For the Philadelphia church of Saint Francis de Sales, Venturi & Rauch changed the focus from the original neo-Byzantine sanctuary to a new-liturgy arrangement by means of a kind of electric demolition (1968). As if they were making an editor's deletion on the statement of the original sanctuary, they literally drew a line through the old altar and its reredos, editing it out. That line is a cold cathode tube of light suspended on piano wire, ten feet above the church floor, following the gentle curve of the apse. The tube cancels out the old altar with the intensity of its electric light; yet the original statement can still be seen behind, as if in the distance.
This demolition is doubly literary in that, it is analogous to a deletion rather than being an actual one, and second, it alludes to literary or editorial procedures. In the "electric age" this is a pivotal example of the architecture of allusion. In addition, the result is a milestone of church art and a new church image. The decision to preserve the old altar was made by the architects because they felt that its jewel-encrusted craftsmanship should be retained as an expression of the church's historical continuity. That was a decision unlike the wiping away of historical ornamentation that was indulged in by the purgative "clean" designers of the 1950s. The architects also used the line of electric demolition to focus on the new furnishings of the new sanctuary. "The shape of the magic line cathode," as Venturi called it, is not the only element that defines the new sanctuary, of course, but it is the most supermannerist of the church's innovations. As other furnishings, the congregation required a lectern and a priest's chair in addition to the freestanding altar table. To match the new liturgy, the architects provided a completely new image for these furnishings. Three shiny objects of white plexiglass and white vinyl, with accents of yellow vinyl and plexiglass, are set amid the neo-Byzantine surroundings. The translucent soft-curved hard plastic panels and the soft hard-edged, wet-looking vinyl in a church look like Claes Oldenburg gone pious. The architects knew, as Venturi said, that they "could not get harmony through similitude" in these new furnishings because they could not afford, much less surpass, the richness of materials--marbles, jewels, and mosaics--that had been possible when the church was built in 1907. As a consequence, they sought "harmony through contrast." The plexiglass is similar to, yet contrasts with, the marble; the soft furniture contrasts with the usual church furniture yet has harmonious forms.

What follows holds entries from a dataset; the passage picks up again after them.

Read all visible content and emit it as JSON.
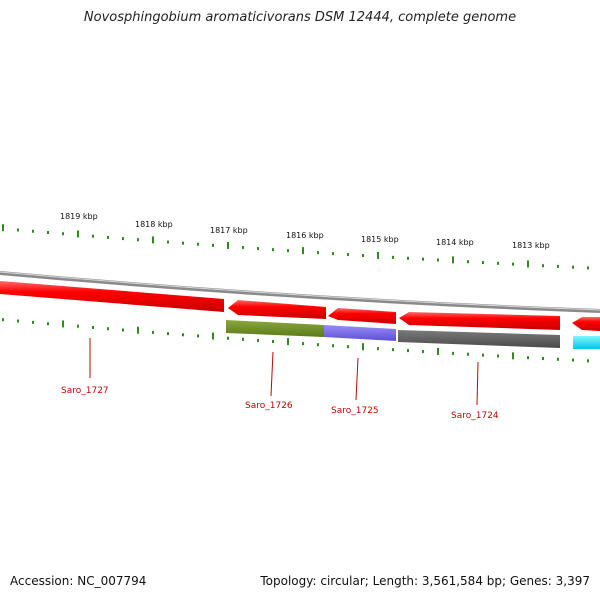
{
  "header": {
    "title": "Novosphingobium aromaticivorans DSM 12444, complete genome"
  },
  "footer": {
    "accession": "Accession: NC_007794",
    "summary": "Topology: circular; Length: 3,561,584 bp; Genes: 3,397"
  },
  "colors": {
    "backbone": "#8a8a8a",
    "tick": "#2e8b1e",
    "label": "#cc0000",
    "forward_gene": "#ff0000",
    "cyan_gene": "#00e5ff",
    "olive_gene": "#6b8e23",
    "purple_gene": "#7b68ee",
    "grey_gene": "#606060"
  },
  "scale": {
    "unit": "kbp",
    "ticks": [
      {
        "label": "1819 kbp",
        "kbp": 1819
      },
      {
        "label": "1818 kbp",
        "kbp": 1818
      },
      {
        "label": "1817 kbp",
        "kbp": 1817
      },
      {
        "label": "1816 kbp",
        "kbp": 1816
      },
      {
        "label": "1815 kbp",
        "kbp": 1815
      },
      {
        "label": "1814 kbp",
        "kbp": 1814
      },
      {
        "label": "1813 kbp",
        "kbp": 1813
      }
    ]
  },
  "genes": {
    "labeled": [
      {
        "name": "Saro_1727",
        "track": "outer",
        "color": "#ff0000"
      },
      {
        "name": "Saro_1726",
        "track": "inner",
        "color": "#6b8e23"
      },
      {
        "name": "Saro_1725",
        "track": "inner",
        "color": "#7b68ee"
      },
      {
        "name": "Saro_1724",
        "track": "inner",
        "color": "#606060"
      }
    ]
  }
}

Unfortunately, that design image was too totally new for a large segment of the congregation of Saint Francis de Sales. Seven months after installation, "electric demolition" took on a double and sadder meaning when the congregation removed the cathode-tube light to a storage room. They thereby blindly demolished the architect's imaginatively allusive scheme, leaving only the acrylic and vinyl furniture intact.
C. Ray Smith, Supermannerism: New Attitudes in Post-Modern Architecture (New York: E. P. Dutton, 1977), pp. 256-8.
| |
| |
2000.09.03
history of hypersurface architecture in Philadelphia
...plus maybe a "history of hypersurface architecture" in Philadelphia, e.g., the force-field of St. Francis de Sales Church; Institute for Scientific Information; Franklin Court; Welcome Park; and also the work of Kahn: Congregation Ahavath Israel, Alfred Newton Richards Medical Research Building and Biology Building, City Tower; [and also Giurgola's United Fund Headquarters;] and perhaps the best hypersurface of Philadelphia architecture, the work of Frank Furness, particularly the half castle bank facade (and this leads to Sullivan as a tangent).
2005.05.23 14:27
hotrod architecture
Anyone familiar with Venturi and Rauch's Renovation of St. Francis de Sales, Philadelphia 1968 (which is best illustrated in the original Learning From Las Vegas) will have to agree that it was a bone-fide "hot rod" design. Sadly, the design is no longer in place (but at least the white plastic lectern still exists, albeit in storage). The single tube of white neon that hovered over the church sanctuary apparently didn't last long at all. Like the ecumenical changes of Vatican II, the Renovation of St. Francis de Sales was indeed an "extreme makeover."
| |
2014.09.05 11:30
Why Modern Architecture Struggles to Inspire Catholics
The restoration design was quite a unique interpretation of the precepts of the Second Vatican Council. Like the neon line, however, a segment of Church followers were not happy with the Second Vatican Council's 'new' Church either.
The furniture, especially the lectern (and here D might well agree since I'm sure she and I both saw and closely examined the piece), has a very ethereal quality--albeit basically white Plexiglas, the lectern has an almost 'supernatural' gravity while at the same time an almost anti-gravity lightness, not unlike the quality most often attributed to a deity.